The federal health care anti-kickback statute states that a person must act willfully in order to violate the statute. Traditionally, willfulness has been defined as violating a known legal duty. Applied to federal health care fraud criminal cases, one only violates the anti-kickback statute if one pays a marketer, for example, knowing that the payment to the marketer violates a law. One doesn’t have to know of the anti-kickback statute specifically. But, one must know that, in general, the payment for the referral of business violates some law.
Criminal laws that require a person to act willfully, that is, to act with knowledge that what they’re doing is illegal, has usually been reserved for those activities which by their nature are not inherently evil. For example, laws forbidding fraud, theft, assault, and all other acts that are by their nature evil/wrong do not require a showing of willfulness. On the other hand, crimes that by their nature aren’t evil — paying referral fees, for example, which is a common business practice — often require a showing of willfulness.

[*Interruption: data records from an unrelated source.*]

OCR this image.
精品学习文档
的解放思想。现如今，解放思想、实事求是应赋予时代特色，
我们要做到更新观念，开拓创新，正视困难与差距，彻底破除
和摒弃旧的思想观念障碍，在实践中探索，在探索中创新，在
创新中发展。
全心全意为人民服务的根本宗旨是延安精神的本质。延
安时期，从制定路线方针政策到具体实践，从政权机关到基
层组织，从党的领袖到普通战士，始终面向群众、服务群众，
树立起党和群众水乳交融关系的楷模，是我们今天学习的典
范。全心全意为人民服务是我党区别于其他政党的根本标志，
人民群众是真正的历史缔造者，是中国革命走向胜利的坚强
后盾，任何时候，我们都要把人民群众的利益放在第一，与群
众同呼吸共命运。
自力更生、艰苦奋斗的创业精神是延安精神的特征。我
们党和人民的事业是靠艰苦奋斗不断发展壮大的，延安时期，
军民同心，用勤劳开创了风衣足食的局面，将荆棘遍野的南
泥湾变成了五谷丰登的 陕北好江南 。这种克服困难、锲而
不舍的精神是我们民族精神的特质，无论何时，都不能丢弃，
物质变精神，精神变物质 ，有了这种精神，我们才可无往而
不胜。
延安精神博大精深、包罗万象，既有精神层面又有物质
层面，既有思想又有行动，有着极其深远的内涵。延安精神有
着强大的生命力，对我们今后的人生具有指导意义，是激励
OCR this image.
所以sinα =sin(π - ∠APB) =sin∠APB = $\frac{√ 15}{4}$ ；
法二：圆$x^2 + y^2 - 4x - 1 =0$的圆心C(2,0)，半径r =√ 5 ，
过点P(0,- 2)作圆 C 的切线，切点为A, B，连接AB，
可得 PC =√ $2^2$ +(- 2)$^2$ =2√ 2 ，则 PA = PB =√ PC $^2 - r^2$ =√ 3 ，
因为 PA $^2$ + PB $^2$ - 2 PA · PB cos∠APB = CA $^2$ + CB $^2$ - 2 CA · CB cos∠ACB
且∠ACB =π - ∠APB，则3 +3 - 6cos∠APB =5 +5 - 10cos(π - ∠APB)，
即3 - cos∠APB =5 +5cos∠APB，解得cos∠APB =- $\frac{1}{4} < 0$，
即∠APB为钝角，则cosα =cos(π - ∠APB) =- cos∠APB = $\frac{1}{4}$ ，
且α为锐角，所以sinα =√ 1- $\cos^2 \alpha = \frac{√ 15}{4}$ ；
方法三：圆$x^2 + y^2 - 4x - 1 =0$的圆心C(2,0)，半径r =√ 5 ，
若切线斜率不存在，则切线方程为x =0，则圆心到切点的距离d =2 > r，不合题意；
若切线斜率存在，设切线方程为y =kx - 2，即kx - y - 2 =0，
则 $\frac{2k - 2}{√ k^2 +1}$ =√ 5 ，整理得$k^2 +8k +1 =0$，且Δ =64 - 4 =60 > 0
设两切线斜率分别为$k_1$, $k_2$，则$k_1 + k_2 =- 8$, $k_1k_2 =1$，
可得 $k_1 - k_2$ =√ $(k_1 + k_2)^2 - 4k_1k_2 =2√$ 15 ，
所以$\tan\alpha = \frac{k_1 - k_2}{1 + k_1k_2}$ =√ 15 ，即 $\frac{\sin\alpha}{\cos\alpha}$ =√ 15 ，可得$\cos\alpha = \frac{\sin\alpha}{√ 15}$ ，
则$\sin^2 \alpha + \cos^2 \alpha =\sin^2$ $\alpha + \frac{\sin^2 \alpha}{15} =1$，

The willfulness defense has been muddied-up, however. Congress amended the statute to state that the government need not prove that a person was aware of the anti-kickback statute in order to establish a violation of the statute. But, Congress did not remove the “willfulness” requirement. So, courts since the amendment are not altogether consistent about the need for the government to show, at least at a minimum, that a person knew their conduct was unlawful in order to be in violation of the anti-kickback statute.
In the Fifth Circuit (which includes Texas) the law seems to be that the government must show that the person charged had knowledge that the conduct in question was unlawful and was committed with the specific intent to do something the law forbids. See, United States v. Davis, 132 F.3d 1092 (5th Cir. 1998). Other Circuit Courts of Appeals have made similar findings. While the various courts may not agree precisely on the degree of willfulness required, the prevailing view is that, at a minimum, the government must show that the person charged acted with some level of awareness that his conduct was unlawful.